The .30 Newton was high-velocity, rimless centerfire cartridge introduced in 1913. It was based on a German caliber of the period, the 11.2x72 Schuler. The cartridges were produced by the Western Cartridge Company. It was loaded with 150-gr (10 g) bullet, with a muzzle velocity of 3,208 ft/s (978 m/s), and 3,445 ft⋅lbf (4,671 J) of energy.

The .35 Newton was a rimless centerfire cartridge introduced in 1915, two years after the .30 Newton, and the cartridges were produced by the Western Cartridge Company until 1936. It is based on the .30 Newton case, necked up to .358 caliber. It was loaded with 250 grain hollow point bullet, with a muzzle velocity of about 2800 ft/s.

==Newton rifles==
To promote his proprietary cartridges and ensure a supply of high-quality rifles capable of safely withstanding the high chamber pressure developed by them, Charles incorporated the Newton Arms Co. Inc. in 1914. The earliest of many catalogs issued by Newton offered Mauser and Sauer- Mauser rifles converted, probably by Fred Adolph, to Adolph and Newton calibers. Fred Adolph was a gunsmith in Genoa, New York. He and Newton worked together to design some of the early calibers. These cartridges were initially named Adolph calibers and later named using Newton in place of Adolph.

In 1914, Charles Newton made arrangements with Mauser to import rifles in 6.5 calibers in order to convert them in the US to .256 Newton. One order of 24 rifles arrived in August 1914 and three more orders were never received due to the start of World War I. The outbreak of World War I led Charles to manufacture his own rifles. With the employment of noted barrel-maker and gunsmith Harry Pope, Newton assured his rifles would be of the highest quality.

These First Model 1916 rifles were made in Buffalo, New York. Due to financial difficulties and the inability to make ammunition because of the war efforts, the company produced rifles under Newton for 16 months. At this time, about 2,400 rifles were manufactured. Newton Arms Co. Inc. went into receivership for the next 98 days. The receiver then sold out to a dealer in used factory equipment who in turn sold the equipment and leftover rifles to the Newton Arms Corporation based in New York, New York. They were also in business for about 16 months, were sued by Newton, and sold the remaining rifles to Kirkland Bros. Hardware. Approximately 1,600 rifles were sold by Newton's successors making the total number of Model 1916s produced equal to 4000 rifles.

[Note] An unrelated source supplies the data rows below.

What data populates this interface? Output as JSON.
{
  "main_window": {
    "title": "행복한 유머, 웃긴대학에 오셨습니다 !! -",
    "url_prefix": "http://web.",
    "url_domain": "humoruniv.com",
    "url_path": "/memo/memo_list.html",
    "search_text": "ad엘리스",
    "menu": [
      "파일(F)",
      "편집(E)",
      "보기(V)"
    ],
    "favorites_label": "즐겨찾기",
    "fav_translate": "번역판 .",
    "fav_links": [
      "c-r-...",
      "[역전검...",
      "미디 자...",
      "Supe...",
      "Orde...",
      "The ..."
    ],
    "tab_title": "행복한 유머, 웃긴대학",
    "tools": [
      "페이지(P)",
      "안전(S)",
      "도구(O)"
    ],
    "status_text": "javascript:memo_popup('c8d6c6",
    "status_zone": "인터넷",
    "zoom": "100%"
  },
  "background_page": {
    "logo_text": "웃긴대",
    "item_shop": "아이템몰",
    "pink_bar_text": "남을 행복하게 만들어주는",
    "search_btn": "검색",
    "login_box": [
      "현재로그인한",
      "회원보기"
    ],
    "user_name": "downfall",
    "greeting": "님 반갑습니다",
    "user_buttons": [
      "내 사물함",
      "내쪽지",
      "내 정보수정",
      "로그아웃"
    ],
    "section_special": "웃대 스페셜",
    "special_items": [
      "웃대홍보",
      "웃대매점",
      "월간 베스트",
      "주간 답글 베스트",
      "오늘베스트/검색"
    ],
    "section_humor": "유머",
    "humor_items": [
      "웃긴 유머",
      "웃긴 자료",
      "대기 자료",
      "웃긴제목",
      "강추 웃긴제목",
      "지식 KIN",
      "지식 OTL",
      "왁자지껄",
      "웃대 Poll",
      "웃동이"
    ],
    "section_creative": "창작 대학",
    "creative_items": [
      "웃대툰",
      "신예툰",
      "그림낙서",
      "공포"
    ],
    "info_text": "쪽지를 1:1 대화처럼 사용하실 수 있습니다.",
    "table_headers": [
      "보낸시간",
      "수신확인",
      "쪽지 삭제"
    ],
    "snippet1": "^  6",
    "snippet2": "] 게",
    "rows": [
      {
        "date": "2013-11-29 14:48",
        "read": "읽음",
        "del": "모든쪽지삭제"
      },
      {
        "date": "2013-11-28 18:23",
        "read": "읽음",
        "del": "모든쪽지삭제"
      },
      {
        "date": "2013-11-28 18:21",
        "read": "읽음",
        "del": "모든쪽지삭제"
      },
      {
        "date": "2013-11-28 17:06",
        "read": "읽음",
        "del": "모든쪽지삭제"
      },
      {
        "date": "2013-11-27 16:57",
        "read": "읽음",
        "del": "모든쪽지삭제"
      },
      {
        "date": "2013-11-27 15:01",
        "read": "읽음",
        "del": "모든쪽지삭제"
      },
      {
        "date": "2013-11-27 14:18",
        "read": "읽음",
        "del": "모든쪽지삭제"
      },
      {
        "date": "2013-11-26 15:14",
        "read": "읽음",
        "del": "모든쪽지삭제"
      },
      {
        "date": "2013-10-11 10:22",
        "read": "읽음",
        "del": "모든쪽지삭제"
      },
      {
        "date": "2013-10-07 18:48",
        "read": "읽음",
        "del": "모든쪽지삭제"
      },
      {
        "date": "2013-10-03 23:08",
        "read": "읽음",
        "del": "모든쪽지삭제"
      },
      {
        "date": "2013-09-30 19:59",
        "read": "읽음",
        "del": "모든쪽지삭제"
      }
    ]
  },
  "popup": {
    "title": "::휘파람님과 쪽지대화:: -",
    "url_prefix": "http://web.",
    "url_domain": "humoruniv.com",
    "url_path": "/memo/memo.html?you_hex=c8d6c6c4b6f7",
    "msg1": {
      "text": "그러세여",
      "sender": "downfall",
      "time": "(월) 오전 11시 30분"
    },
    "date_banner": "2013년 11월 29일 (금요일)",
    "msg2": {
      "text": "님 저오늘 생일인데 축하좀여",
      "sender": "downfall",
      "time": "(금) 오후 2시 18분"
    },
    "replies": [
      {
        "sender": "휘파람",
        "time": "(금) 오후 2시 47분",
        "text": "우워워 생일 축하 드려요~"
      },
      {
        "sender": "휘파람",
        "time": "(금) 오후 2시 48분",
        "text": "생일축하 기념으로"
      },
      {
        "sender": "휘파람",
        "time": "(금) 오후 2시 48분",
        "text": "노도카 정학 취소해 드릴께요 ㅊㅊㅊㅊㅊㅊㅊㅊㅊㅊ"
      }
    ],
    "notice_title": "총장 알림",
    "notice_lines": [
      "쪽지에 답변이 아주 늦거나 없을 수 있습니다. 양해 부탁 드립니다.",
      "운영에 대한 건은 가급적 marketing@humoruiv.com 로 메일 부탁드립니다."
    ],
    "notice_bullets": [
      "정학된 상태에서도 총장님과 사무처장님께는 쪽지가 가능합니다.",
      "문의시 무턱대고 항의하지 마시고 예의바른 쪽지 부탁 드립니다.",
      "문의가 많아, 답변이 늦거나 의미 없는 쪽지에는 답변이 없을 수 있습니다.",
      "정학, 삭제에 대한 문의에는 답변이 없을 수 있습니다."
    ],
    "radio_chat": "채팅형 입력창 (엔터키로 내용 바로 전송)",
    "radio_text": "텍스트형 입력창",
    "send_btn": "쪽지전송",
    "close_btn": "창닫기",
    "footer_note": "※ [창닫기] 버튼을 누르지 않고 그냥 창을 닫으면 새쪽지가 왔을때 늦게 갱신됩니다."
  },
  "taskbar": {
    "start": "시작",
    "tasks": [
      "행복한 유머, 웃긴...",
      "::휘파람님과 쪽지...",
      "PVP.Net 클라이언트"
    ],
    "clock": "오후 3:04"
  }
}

Newton started the Chas. Newton Rifle Co. in 1919 and imported about 100 German-made Sauer-Mauser rifles, all in .256 Newton caliber. This model is known as the Model 1922 Newton.

The Buffalo Newton Rifle Co. was organized in 1923 for the purpose of manufacturing a newly designed rifle. The first rifles were made in 1924 and became the Second Model 1924 Buffalo Newton rifle. The factory was in New Haven, Connecticut. Only about 1,000 of this model Newton rifle were produced.

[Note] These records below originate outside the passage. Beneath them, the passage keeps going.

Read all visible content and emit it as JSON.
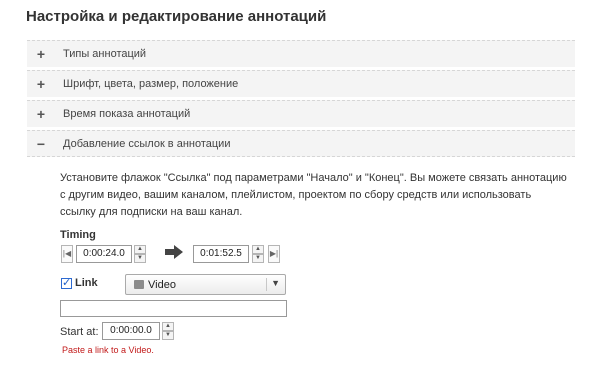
{
  "page_title": "Настройка и редактирование аннотаций",
  "sections": [
    {
      "toggle": "+",
      "label": "Типы аннотаций"
    },
    {
      "toggle": "+",
      "label": "Шрифт, цвета, размер, положение"
    },
    {
      "toggle": "+",
      "label": "Время показа аннотаций"
    },
    {
      "toggle": "−",
      "label": "Добавление ссылок в аннотации"
    }
  ],
  "description": "Установите флажок \"Ссылка\" под параметрами \"Начало\" и \"Конец\". Вы можете связать аннотацию с другим видео, вашим каналом, плейлистом, проектом по сбору средств или использовать ссылку для подписки на ваш канал.",
  "timing": {
    "title": "Timing",
    "start_value": "0:00:24.0",
    "end_value": "0:01:52.5",
    "step_back_glyph": "|◀",
    "step_forward_glyph": "▶|",
    "spin_up_glyph": "▲",
    "spin_down_glyph": "▼",
    "arrow_glyph": "➡"
  },
  "link": {
    "checkbox_glyph": "✓",
    "checked": true,
    "label": "Link",
    "type_value": "Video",
    "type_caret": "▼",
    "url_value": "",
    "start_label": "Start at:",
    "start_value": "0:00:00.0",
    "error": "Paste a link to a Video."
  },
  "icons": {
    "expand": "plus-icon",
    "collapse": "minus-icon",
    "arrow": "right-arrow-icon",
    "video": "video-icon"
  },
  "colors": {
    "section_background": "#f4f4f4",
    "error": "#c21a1a",
    "checkbox": "#1f5fc7"
  }
}
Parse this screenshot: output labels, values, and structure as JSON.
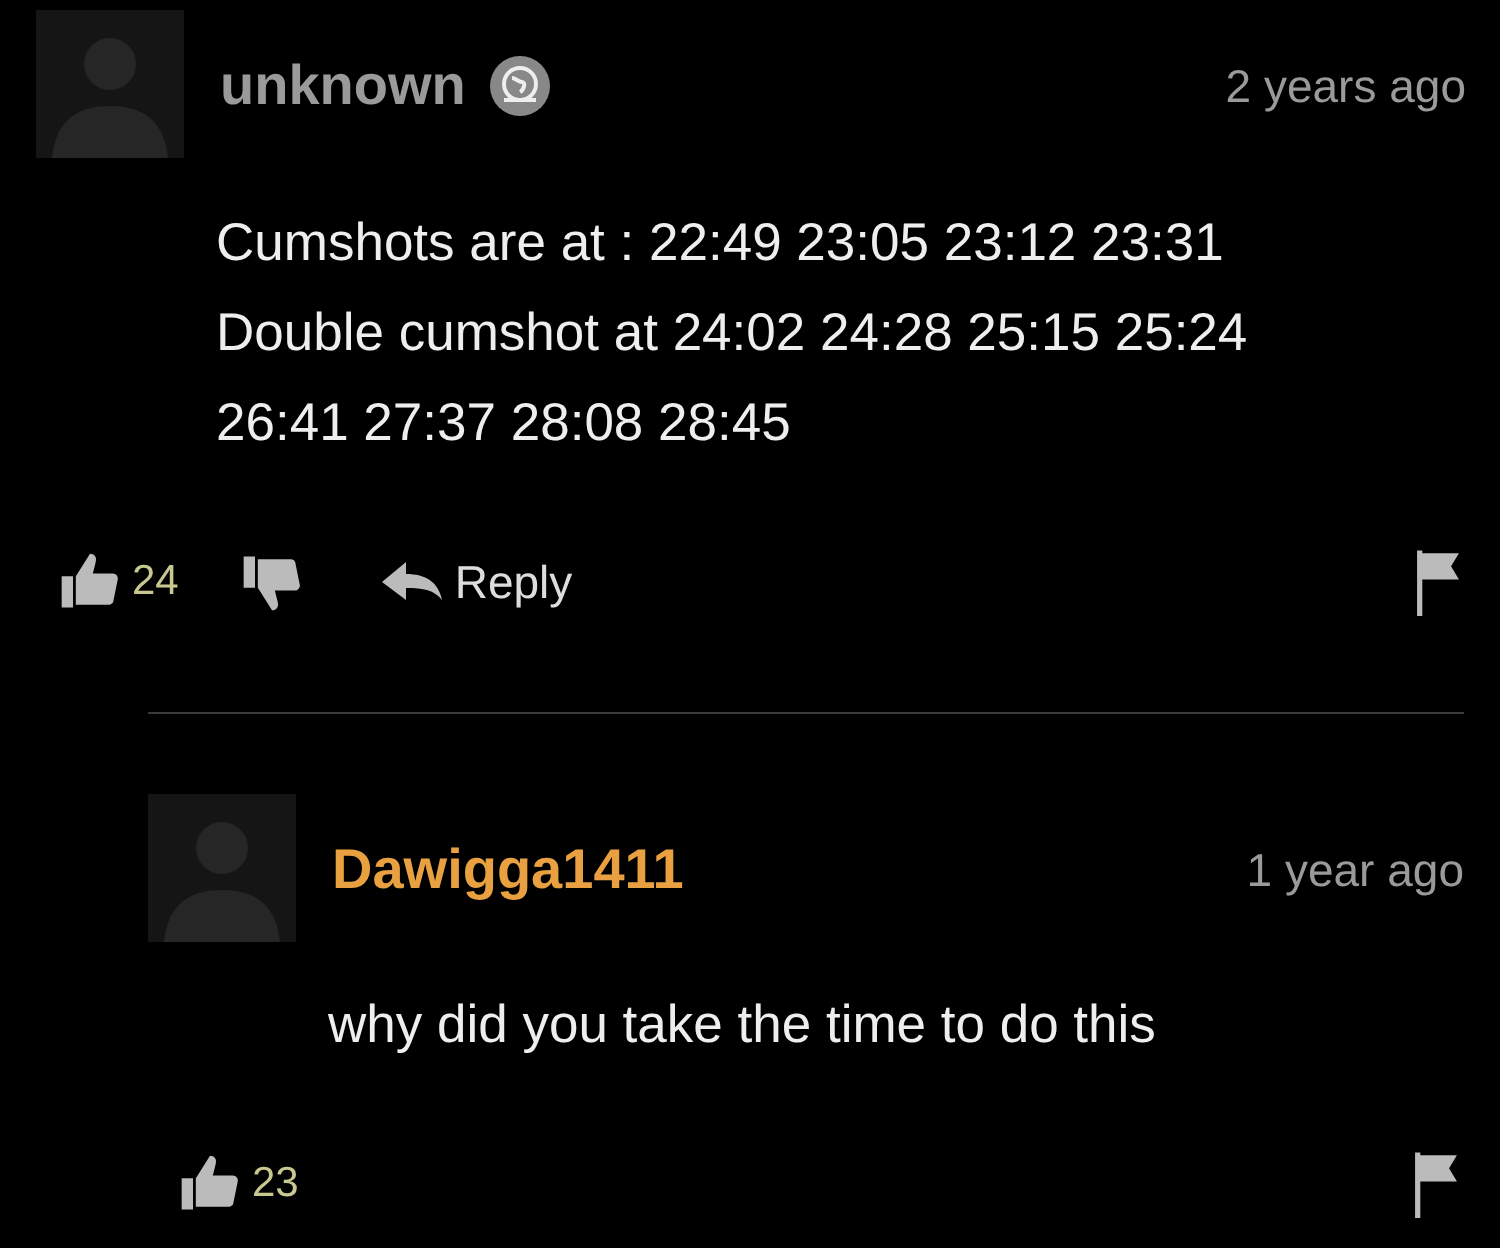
{
  "comments": [
    {
      "author": "unknown",
      "color": "#9a9a9a",
      "badge": true,
      "time": "2 years ago",
      "body": "Cumshots are at : 22:49 23:05 23:12 23:31\nDouble cumshot at 24:02 24:28 25:15 25:24\n26:41 27:37 28:08 28:45",
      "likes": "24",
      "dislike": true,
      "reply": "Reply",
      "reply_to": false
    },
    {
      "author": "Dawigga1411",
      "color": "#e8a040",
      "badge": false,
      "time": "1 year ago",
      "body": "why did you take the time to do this",
      "likes": "23",
      "dislike": false,
      "reply_to": true
    }
  ]
}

Charles Newton's last attempt at rifle manufacture was the Leverbolt straight-pull rifle, called that way because it combined Mauser-style bolt with a lever-handle rotating it. Only prototypes were made, because Martin required 500 secured orders to start limited production, which Newton couldn't find.

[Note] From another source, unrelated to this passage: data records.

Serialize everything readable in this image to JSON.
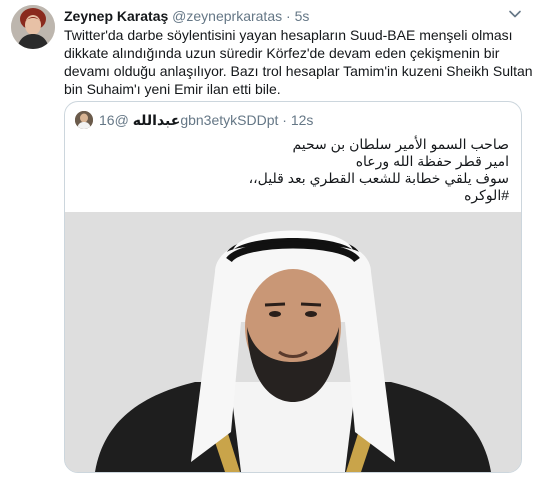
{
  "tweet": {
    "author_name": "Zeynep Karataş",
    "author_handle": "@zeyneprkaratas",
    "separator": "·",
    "time": "5s",
    "text_lines": [
      "Twitter'da darbe söylentisini yayan hesapların Suud-BAE menşeli olması",
      "dikkate alındığında uzun süredir Körfez'de devam eden çekişmenin bir",
      "devamı olduğu anlaşılıyor. Bazı trol hesaplar  Tamim'in kuzeni  Sheikh Sultan",
      "bin Suhaim'ı yeni Emir ilan etti bile."
    ],
    "menu_icon": "chevron-down-icon"
  },
  "quoted_tweet": {
    "author_name": "عبدالله",
    "author_handle": "@16gbn3etykSDDpt",
    "separator": "·",
    "time": "12s",
    "text_lines": [
      "صاحب السمو الأمير سلطان بن سحيم",
      "امير قطر حفظة الله ورعاه",
      "سوف يلقي خطابة للشعب القطري بعد قليل،،",
      "#الوكره"
    ]
  },
  "colors": {
    "primary_text": "#14171a",
    "secondary_text": "#657786",
    "border": "#ccd6dd",
    "background": "#ffffff"
  }
}
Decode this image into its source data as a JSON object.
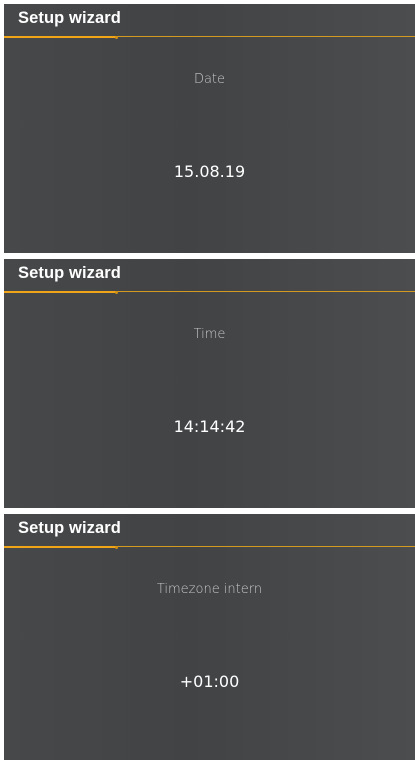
{
  "screens": [
    {
      "header_title": "Setup wizard",
      "field_label": "Date",
      "field_value": "15.08.19"
    },
    {
      "header_title": "Setup wizard",
      "field_label": "Time",
      "field_value": "14:14:42"
    },
    {
      "header_title": "Setup wizard",
      "field_label": "Timezone intern",
      "field_value": "+01:00"
    }
  ],
  "colors": {
    "accent": "#f0a417",
    "background": "#444648",
    "text_primary": "#ffffff",
    "text_secondary": "#c8c8c8"
  }
}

Newton's innovative rifle and cartridge designs contributed much to the firearms industry and some of his developments are used today by rifle makers.

==List of Patents==
- Powder and Propellant for Firearms, Granted October 7, 1913.
- Rifle Bullet or Projectile, Granted May 12, 1914.
- Projectile, Granted February 15, 1916.
- Trigger Mechanism for Firearms, Granted February 6, 1917. 1/2 Assigned to John F. Nagel of Buffalo, New York
- Projectile, Granted January 20, 1920. Assigned to Frank N. Stone of Cleveland, Ohio.